C realloc not changing array

Question

So, to start off I've already looked at a few questions including this one and none of them seem to help.

I'm simply trying to write a function that extends the size of an array using realloc().

My code currently looks like this:

unsigned char *xtnd = malloc(4);
xtndc(&xtnd, 4);
// sizeof(*xtnd) should now be 8

void xtndc ( unsigned char ** bytesRef , uint8_t count ) {
    *bytesRef = realloc(*bytesRef, (sizeof(**bytesRef)) + count);
}

But no matter what I do it seems that the size of xtnd is always 4. After running xtndc() on it it should now be 8 bytes long.

Any suggestions?

Answer 1

The type of **bytesRef is unsigned char, so sizeof(**bytesRef) is 1. sizeof doesn't keep track of dynamic allocations, it's a compile time tool that gives you the size of a type, in this case unsigned char.

You have to keep track of the array size manually to calculate the new required size.

Answer 2

Your program does in fact change the size of the memory block. It changes the size of your original memory block from 4 bytes to 5 bytes. It changes to 5 bytes because you are essentially doing sizeof(unsigned char) + 4 which 1 + 4 = 5. If you want to double the size instead, do count*sizeof(unsigned char) + count. There are two points to be noted here:

1. The sizeof function returns the size of the data type, not the size of the allocated bytes. There is no way to know the size of the dynamically allocated memory.
2. The function realloc (and malloc and calloc as well) is not always guaranteed to return the requested reallocation. It may or may not succeed all the time.

Answer 3

I fixed the problem with the following code.

typedef struct CArrPtr {
    unsigned char* ptr;
    size_t size;
} CArrPtr;
void xtndc ( CArrPtr *bytesRef, uint8_t count );

. . .    

CArrPtr xtnd = { .ptr = malloc(4), .size = 4 };
xtndc( &xtnd, 4 );
// xtnd.size is now 8 bytes 

. . . 

void xtndc ( CArrPtr *bytesRef, uint8_t count ) {
    unsigned char *nptr;
    if((nptr = realloc(bytesRef->ptr, bytesRef->size + count)) != 0) 
    {
        bytesRef->ptr = nptr;
        bytesRef->size = bytesRef->size + count;
    }
}

As I am somewhat new to C, what I learned from this is that malloc specifically creates a pointer to a memory block, but you have no direct access to information about the memory block. Instead, you must store the size of the array that you created with malloc somewhere as well.

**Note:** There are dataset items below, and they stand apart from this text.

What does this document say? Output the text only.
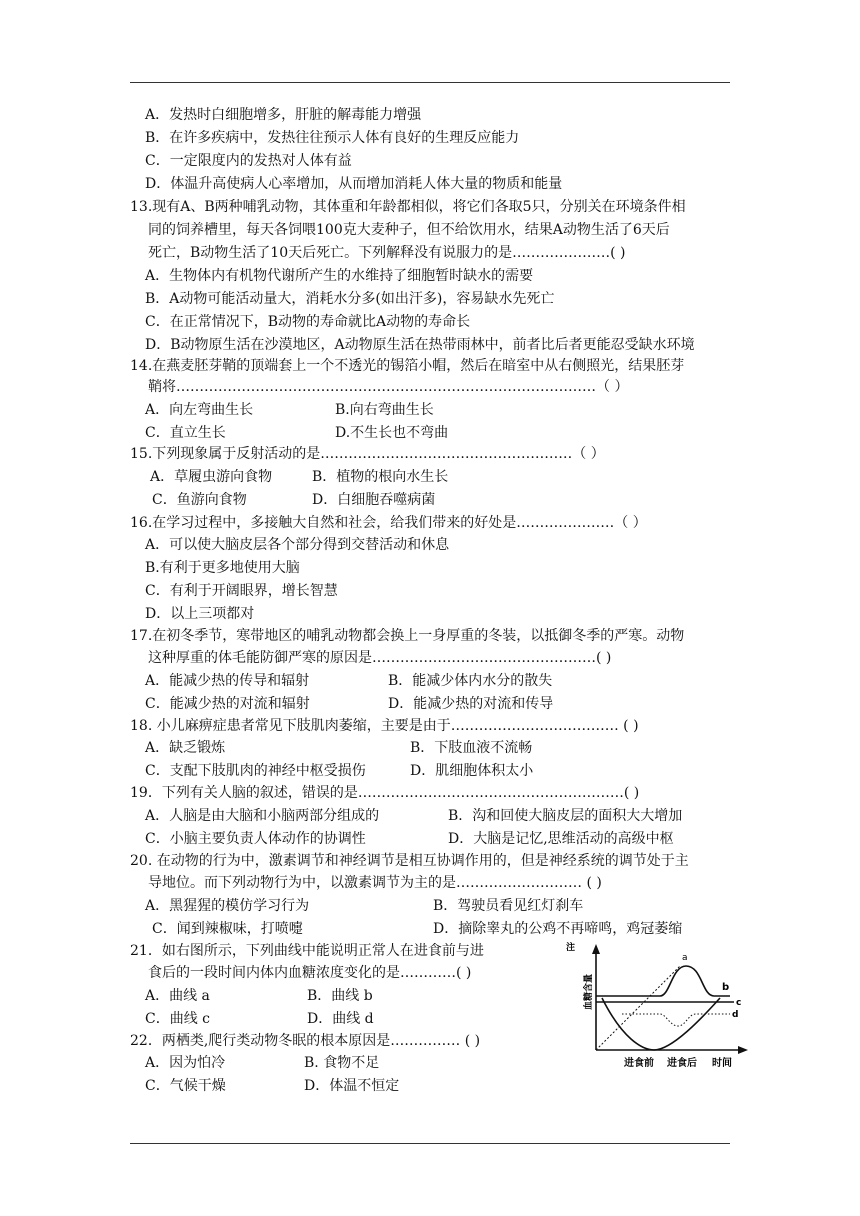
A．发热时白细胞增多，肝脏的解毒能力增强
B．在许多疾病中，发热往往预示人体有良好的生理反应能力
C．一定限度内的发热对人体有益
D．体温升高使病人心率增加，从而增加消耗人体大量的物质和能量
13.现有A、B两种哺乳动物，其体重和年龄都相似，将它们各取5只，分别关在环境条件相
同的饲养槽里，每天各饲喂100克大麦种子，但不给饮用水，结果A动物生活了6天后
死亡，B动物生活了10天后死亡。下列解释没有说服力的是…………………( )
A．生物体内有机物代谢所产生的水维持了细胞暂时缺水的需要
B．A动物可能活动量大，消耗水分多(如出汗多)，容易缺水先死亡
C．在正常情况下，B动物的寿命就比A动物的寿命长
D．B动物原生活在沙漠地区，A动物原生活在热带雨林中，前者比后者更能忍受缺水环境
14.在燕麦胚芽鞘的顶端套上一个不透光的锡箔小帽，然后在暗室中从右侧照光，结果胚芽
鞘将………………………………………………………………………………（ ）
A．向左弯曲生长	B.向右弯曲生长
C．直立生长	D.不生长也不弯曲
15.下列现象属于反射活动的是………………………………………………（ ）
A．草履虫游向食物	B．植物的根向水生长
C．鱼游向食物	D．白细胞吞噬病菌
16.在学习过程中，多接触大自然和社会，给我们带来的好处是…………………（ ）
A．可以使大脑皮层各个部分得到交替活动和休息
B.有利于更多地使用大脑
C．有利于开阔眼界，增长智慧
D．以上三项都对
17.在初冬季节，寒带地区的哺乳动物都会换上一身厚重的冬装，以抵御冬季的严寒。动物
这种厚重的体毛能防御严寒的原因是…………………………………………( )
A．能减少热的传导和辐射	B．能减少体内水分的散失
C．能减少热的对流和辐射	D．能减少热的对流和传导
18. 小儿麻痹症患者常见下肢肌肉萎缩，主要是由于……………………………… ( )
A．缺乏锻炼	B．下肢血液不流畅
C．支配下肢肌肉的神经中枢受损伤	D．肌细胞体积太小
19．下列有关人脑的叙述，错误的是…………………………………………………( )
A．人脑是由大脑和小脑两部分组成的	B．沟和回使大脑皮层的面积大大增加
C．小脑主要负责人体动作的协调性	D．大脑是记忆,思维活动的高级中枢
20. 在动物的行为中，激素调节和神经调节是相互协调作用的，但是神经系统的调节处于主
导地位。而下列动物行为中，以激素调节为主的是……………………… ( )
A．黑猩猩的模仿学习行为	B．驾驶员看见红灯刹车
C．闻到辣椒味，打喷嚏	D．摘除睾丸的公鸡不再啼鸣，鸡冠萎缩
21．如右图所示，下列曲线中能说明正常人在进食前与进
食后的一段时间内体内血糖浓度变化的是…………( )
A．曲线 a	B．曲线 b
C．曲线 c	D．曲线 d
22．两栖类,爬行类动物冬眠的根本原因是…………… ( )
A．因为怕冷	B. 食物不足
C．气候干燥	D．体温不恒定
注
血糖含量
a
b
c
d
进食前 进食后 时间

Since in the past I'd been initializing arrays with unsigned char arr[size]; and then using sizeof on it, I was under the impression that sizeof returned the size of the array, which is of course wrong as it gives you the size of a type.

Glad I could learn something from this.

Answer 4

1. sizeof is used to calculate size of data type or array. Pointer and array are very similar, but they are different things. For int *ap, sizeof(ap) will return 4 on x86, sizeof(*ap) will return 4; for int a[10], sizeof(a) will return 40.

2. sizeof expression is processed at compile time, so it will be a constant written into the executable file before you run the program.

3. malloc and realloc don't maintain size.

4. If realloc succeeds, it will reallocate the requested size. So you don't need to check the size after realloc returns, but you should check the return value of realloc to ensure that realloc succeeds.